Italian borrowers open up to private debt
Alternative lending is gaining momentum in Italy, with current leverage financing levels representing an opportunity for the country's private equity industry. Amedeo Goria reports
The private debt market is gathering momentum in Italy, in line with the wider trend witnessed across Europe. Deloitte's Alternative Lender Deal Tracker Q1 2017 highlights a surge across the Italian leveraged financing market from four transactions sealed in Q1 2014 up to 34 deals in Q1 2017. This positive trend is mirrored across Europe's five largest economies, with France, Germany and the UK totalling an average 390% increase and Spain witnessing an increase from one to 34 transactions within the same time-frame.
Italy's delayed uptake of private debt is due, in part, to a legacy attitude that saw lending activity almost exclusively the domain of banks.

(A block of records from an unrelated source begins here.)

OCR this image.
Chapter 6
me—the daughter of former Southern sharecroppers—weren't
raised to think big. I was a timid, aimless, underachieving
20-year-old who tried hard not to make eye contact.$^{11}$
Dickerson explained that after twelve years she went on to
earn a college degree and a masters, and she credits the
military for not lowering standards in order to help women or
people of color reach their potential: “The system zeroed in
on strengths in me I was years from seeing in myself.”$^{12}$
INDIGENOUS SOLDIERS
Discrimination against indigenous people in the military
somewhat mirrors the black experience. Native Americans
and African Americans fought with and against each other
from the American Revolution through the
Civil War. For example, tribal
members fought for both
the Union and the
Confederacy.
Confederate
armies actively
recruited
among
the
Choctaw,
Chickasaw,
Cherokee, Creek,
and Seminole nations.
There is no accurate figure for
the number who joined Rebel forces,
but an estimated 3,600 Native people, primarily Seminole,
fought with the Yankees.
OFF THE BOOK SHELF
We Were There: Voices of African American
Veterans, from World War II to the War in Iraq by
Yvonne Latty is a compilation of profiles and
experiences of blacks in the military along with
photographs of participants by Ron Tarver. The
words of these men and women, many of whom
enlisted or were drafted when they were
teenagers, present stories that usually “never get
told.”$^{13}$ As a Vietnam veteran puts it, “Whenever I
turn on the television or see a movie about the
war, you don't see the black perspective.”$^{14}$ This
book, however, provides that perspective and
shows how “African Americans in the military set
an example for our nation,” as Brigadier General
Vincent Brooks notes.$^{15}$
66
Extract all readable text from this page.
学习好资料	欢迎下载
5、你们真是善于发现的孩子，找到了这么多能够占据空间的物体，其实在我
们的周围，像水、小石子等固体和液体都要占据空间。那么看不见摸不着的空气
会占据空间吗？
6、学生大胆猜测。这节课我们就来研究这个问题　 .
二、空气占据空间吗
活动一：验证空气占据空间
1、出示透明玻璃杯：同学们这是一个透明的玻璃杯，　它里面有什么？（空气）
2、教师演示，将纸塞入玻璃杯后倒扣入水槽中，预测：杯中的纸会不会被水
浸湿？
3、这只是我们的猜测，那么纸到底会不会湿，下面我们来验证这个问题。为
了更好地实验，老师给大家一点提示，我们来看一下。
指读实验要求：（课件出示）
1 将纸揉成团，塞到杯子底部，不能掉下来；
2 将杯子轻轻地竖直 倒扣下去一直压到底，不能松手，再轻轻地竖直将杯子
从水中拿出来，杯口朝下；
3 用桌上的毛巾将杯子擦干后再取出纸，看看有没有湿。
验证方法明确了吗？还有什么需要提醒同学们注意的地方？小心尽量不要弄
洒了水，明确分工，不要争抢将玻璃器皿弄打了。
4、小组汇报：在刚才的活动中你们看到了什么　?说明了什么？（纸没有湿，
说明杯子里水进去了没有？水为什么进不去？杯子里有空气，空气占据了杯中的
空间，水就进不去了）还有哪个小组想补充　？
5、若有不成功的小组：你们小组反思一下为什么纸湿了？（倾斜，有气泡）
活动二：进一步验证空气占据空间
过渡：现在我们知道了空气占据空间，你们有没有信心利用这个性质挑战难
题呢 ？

There are a number of reasons behind this, including the ban on non-Italian lenders directly providing debt to local borrowers. The government removed this ban in 2016 as a response to the shortage of credit coming from local lenders.
In addition to the beleaguered banking system, Italy saw a severe deterioration in the quality of banks' assets following the financial crisis in 2007-2008, which eventually opened opportunities in the sub- and non-performing assets market. However, despite this growing niche, the Italian lending market remained primarily characterised by bonds and similar securities issued by private companies, which have reached an aggregate of €11bn, including €3.6bn issued in 2016, according to Deloitte.
"Alternative lenders have started to compete with banks, offering more competitive solutions, such as longer terms and more tailor-made lending packages for more complex situations" – Daniele Candiani, Deloitte Corporate Finance
Recently, the industry was boosted by Fondo Italiano di Investimento (FII), the investment arm of the Italian government. FII set up a €500m private debt fund-of-funds in July 2014 to invest in domestic private debt funds. Following an initial €250m first close in September 2014, the firm had collected €380m as of June 2016. Most recently, the GP committed €85m to three Italian private debt vehicles: Ver Capital Credit Partners Italia V, Muzinich Italian Private Debt Fund and Quadrivio Private Debt, totalling nine vehicles in its portfolio and €265m of total capital committed.
"Spread margins over Euribor still lead companies to prefer banks as lenders in LBO financings," says Deloitte Corporate Finance partner Daniele Candiani. "Nonetheless, alternative lenders have started to compete with banks, offering more competitive solutions, such as longer terms and more tailor-made lending packages for more complex situations." In the wake of this growing trend, Candiani joined Deloitte in early September 2017, with the aim of developing the firm's Italian debt advisory practice with a focus on acquisition and leveraged finance.
Balanced approach
The Italian financing market on the whole remains relatively well balanced, with 51.1% of the respondents to the Deloitte survey declaring an average percentage of equity per deal of 41-60%. Transactions with equity-to-debt ratios below 40% have also decreased in volume, while the number of deals with equity of more than 60% increased by 11.9% according to the survey.
"With regards to structures, most often we see deals with exclusive backing of term loan B," says Candiani. "Although term loan A is still used in some transactions in which the sponsors seek funding from domestic banks, it usually does not exceed 20-25% of the total loan volume." In the past six months, around 90% of leveraged deals were executed with a senior debt-to-EBITDA ratio of up to 4-4.5x and total leverage of around 5x EBITDA, he says.
The Italian leveraged finance market is therefore beginning to resemble more complex western European markets, though it still remains more lender-friendly. The average spread on Euribor for deal financing stands at 200-300 basis points for 68.9% of total volume, according to Deloitte's survey. Meanwhile, 24.2% of financing has an average spread on Euribor of more than 300 basis points, which represents an 11.6% increase from the previous semester.
Senior debt is the most popular financing option representing 74.2% of current gearing, while shareholder loans are the second most popular option with 12.9%. Therefore, banks continue to play a prominent role in the market.
"Italy shows good investment opportunities and still enjoys more protective structures for lenders, compared with France, Germany and the UK," says Candiani. "Against this backdrop, and given the existing pipeline, the next six months are expected to confirm volumes and values reached in the same period in 2017."